Youth killed in ‘Suicide-by-cop’ wanted IDF career

New details emerge on the death of 18-year-old shot by police after threatening to kill his pregnant girlfriend.

Police generic in english crime scene 370 (photo credit: REUTERS/Navesh Chitrakar)
Police generic in english crime scene 370
(photo credit: REUTERS/Navesh Chitrakar)
Four days after volunteer police shot to death Raz Attias, 18, when he threatened to kill his pregnant girlfriend, new details emerged on Sunday regarding the hours leading up to the tragedy.
Attias sent a message on Thursday afternoon to Channel 2’s website, saying he planned to commit suicide along with his 17-year-old girlfriend somewhere along the road from Tel Aviv to Jerusalem.
Channel 2 forwarded Attias’s comment to police.
Officers arrived at the Attias home in Petah Tikva and spoke with his parents and friends in an effort to locate Raz.
His friends tried to organize a meeting on Cliff Beach on Thursday, on the northern edge of Tel Aviv, to calm him down with the cooperation of the police. When the friends, police and family realized he was in the Jerusalem vicinity, police got in touch with the mother of his girlfriend, who urged the young couple via cellphone to come back to the girlfriend’s family home in Jerusalem. The family begged the police not to put up roadblocks to find the couple, as getting stopped by the police would probably frighten Attias even further.
“If only he could have seen me, he would have broken down. We would have hugged, and then we would have gone home and returned to our lives,” Attias’s mother, Riki, told reporters outside her home in Petah Tikva on Saturday.
Outside Beit Shemesh on Thursday, Attias fired shots in the air, apparently to test the handgun he had stolen from his father, who is in the military.
Around 1 a.m., Attias’s car hit the guard rail on the road from Moshav Ramat Raziel to Beit Shemesh. It is unclear if he hit the rail because he was going too fast or if he saw the police and was worried about getting stopped.
At first, volunteer police officers thought they were responding to a routine traffic accident and not a suicide threat.
As the volunteer policemen approached, Attias pointed the gun at his girlfriend and threatened to kill her, Jerusalem police spokesman Shmuel Ben-Ruby said. Then he shot in the direction of the officers, lightly wounding one in the head. The other volunteers opened fire, killing Attias instantly. It was only a matter of moments between when the volunteer police arrived at the car and Attias was killed.
Riki Attias slammed the police’s actions.
“If only they had acted as they promised and not gotten involved,” she told reporters.
“I saw [his body on Saturday] morning at [the L. Greenberg Institute of Forensic Medicine at] Abu Kabir. They didn’t shoot him all over his body, but they did shoot him in his head.... Why did they shoot him in the head? Why didn’t they shoot him in the legs? If they had done that this whole story could have ended differently,” she said.
“It’s hard for me to believe that he shot first. The boy was scared... When he saw them, it seems that he lost his senses.
It doesn’t matter who shot first or who shot second, it won’t bring him back,” she said.
Riki Attias added that her son had dreamed of becoming a career military officer.
The young couple met while studying at a boarding school in the North.
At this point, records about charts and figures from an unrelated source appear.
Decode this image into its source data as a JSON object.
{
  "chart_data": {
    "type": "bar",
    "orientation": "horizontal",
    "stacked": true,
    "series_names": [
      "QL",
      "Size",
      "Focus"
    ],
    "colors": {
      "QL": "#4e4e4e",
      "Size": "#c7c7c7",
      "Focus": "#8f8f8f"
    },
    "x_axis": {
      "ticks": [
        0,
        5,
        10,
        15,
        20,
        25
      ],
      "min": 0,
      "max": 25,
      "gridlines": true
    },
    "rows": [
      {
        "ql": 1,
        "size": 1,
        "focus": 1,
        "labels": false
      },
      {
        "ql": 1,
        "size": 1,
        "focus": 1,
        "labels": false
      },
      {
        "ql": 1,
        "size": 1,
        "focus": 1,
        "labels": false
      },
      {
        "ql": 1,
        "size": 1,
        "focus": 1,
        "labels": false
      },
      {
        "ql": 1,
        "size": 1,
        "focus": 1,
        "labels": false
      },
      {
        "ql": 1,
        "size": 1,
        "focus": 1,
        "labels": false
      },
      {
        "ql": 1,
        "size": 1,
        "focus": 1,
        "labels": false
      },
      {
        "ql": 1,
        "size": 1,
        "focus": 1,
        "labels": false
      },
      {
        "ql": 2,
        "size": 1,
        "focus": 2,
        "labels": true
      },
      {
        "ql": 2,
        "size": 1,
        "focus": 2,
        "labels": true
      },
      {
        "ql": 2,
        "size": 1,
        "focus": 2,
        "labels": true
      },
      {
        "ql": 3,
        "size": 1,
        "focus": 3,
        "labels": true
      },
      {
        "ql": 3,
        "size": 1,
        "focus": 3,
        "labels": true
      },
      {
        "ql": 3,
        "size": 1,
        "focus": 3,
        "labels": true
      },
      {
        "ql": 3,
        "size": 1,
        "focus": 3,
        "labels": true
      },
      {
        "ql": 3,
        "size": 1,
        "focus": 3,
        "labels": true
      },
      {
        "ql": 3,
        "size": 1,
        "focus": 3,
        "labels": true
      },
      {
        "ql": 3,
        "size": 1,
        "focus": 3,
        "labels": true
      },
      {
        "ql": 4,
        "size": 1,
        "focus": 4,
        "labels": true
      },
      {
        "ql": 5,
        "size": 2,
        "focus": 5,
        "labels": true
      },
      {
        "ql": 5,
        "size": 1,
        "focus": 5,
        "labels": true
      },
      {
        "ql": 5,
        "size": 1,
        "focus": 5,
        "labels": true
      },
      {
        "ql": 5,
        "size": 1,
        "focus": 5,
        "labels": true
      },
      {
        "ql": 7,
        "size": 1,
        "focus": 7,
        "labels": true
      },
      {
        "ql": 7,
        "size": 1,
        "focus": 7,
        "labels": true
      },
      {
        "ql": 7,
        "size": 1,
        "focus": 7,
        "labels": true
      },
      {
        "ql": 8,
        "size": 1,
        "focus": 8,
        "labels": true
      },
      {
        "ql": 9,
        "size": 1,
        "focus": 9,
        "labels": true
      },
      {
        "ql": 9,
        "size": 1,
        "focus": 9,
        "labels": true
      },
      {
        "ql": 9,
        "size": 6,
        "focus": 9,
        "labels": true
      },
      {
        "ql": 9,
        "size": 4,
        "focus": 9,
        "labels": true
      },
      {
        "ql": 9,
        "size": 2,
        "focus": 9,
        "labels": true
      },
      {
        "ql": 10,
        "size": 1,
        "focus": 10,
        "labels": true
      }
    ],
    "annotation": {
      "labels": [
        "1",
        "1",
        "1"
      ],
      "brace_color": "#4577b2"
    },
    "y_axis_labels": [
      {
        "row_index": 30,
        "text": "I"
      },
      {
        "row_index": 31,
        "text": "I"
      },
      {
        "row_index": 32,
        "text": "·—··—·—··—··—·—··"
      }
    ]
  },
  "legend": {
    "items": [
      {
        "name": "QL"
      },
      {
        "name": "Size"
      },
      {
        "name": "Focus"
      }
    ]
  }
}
Riki Attias said she knew her son’s girlfriend was pregnant, and she had traveled up North to talk to the two young people about their options. Riki Attias told reporters her son was highly stressed because his girlfriend kept changing her mind about whether to have an abortion. She blames activists from EFRAT, an antiabortion organization, who she said harassed his girlfriend while she was in the hospital.
The 17-year-old had complained of stomach pain and while hospitalized realized she was pregnant.
“The central problem was that there were three activists from EFRAT, called ‘pregnancy supporters,’ who sat with her and said, ‘Don’t abort, we’re from EFRAT, we will support you,’” Riki Attias said.
Ruth Tidhar, the assistant director of EFRAT, said the organization had no record of interaction with Attias’s girlfriend.
“The EFRAT organization does not send volunteers to the hospitals, that’s not what we do,” she said.
Tidhar stressed that since the girl is a minor, the organization would have taken different steps to offer her help.
She added that the girl may have been approached by EFRAT supporters, not official volunteers representing the organization, who urged her not to have an abortion.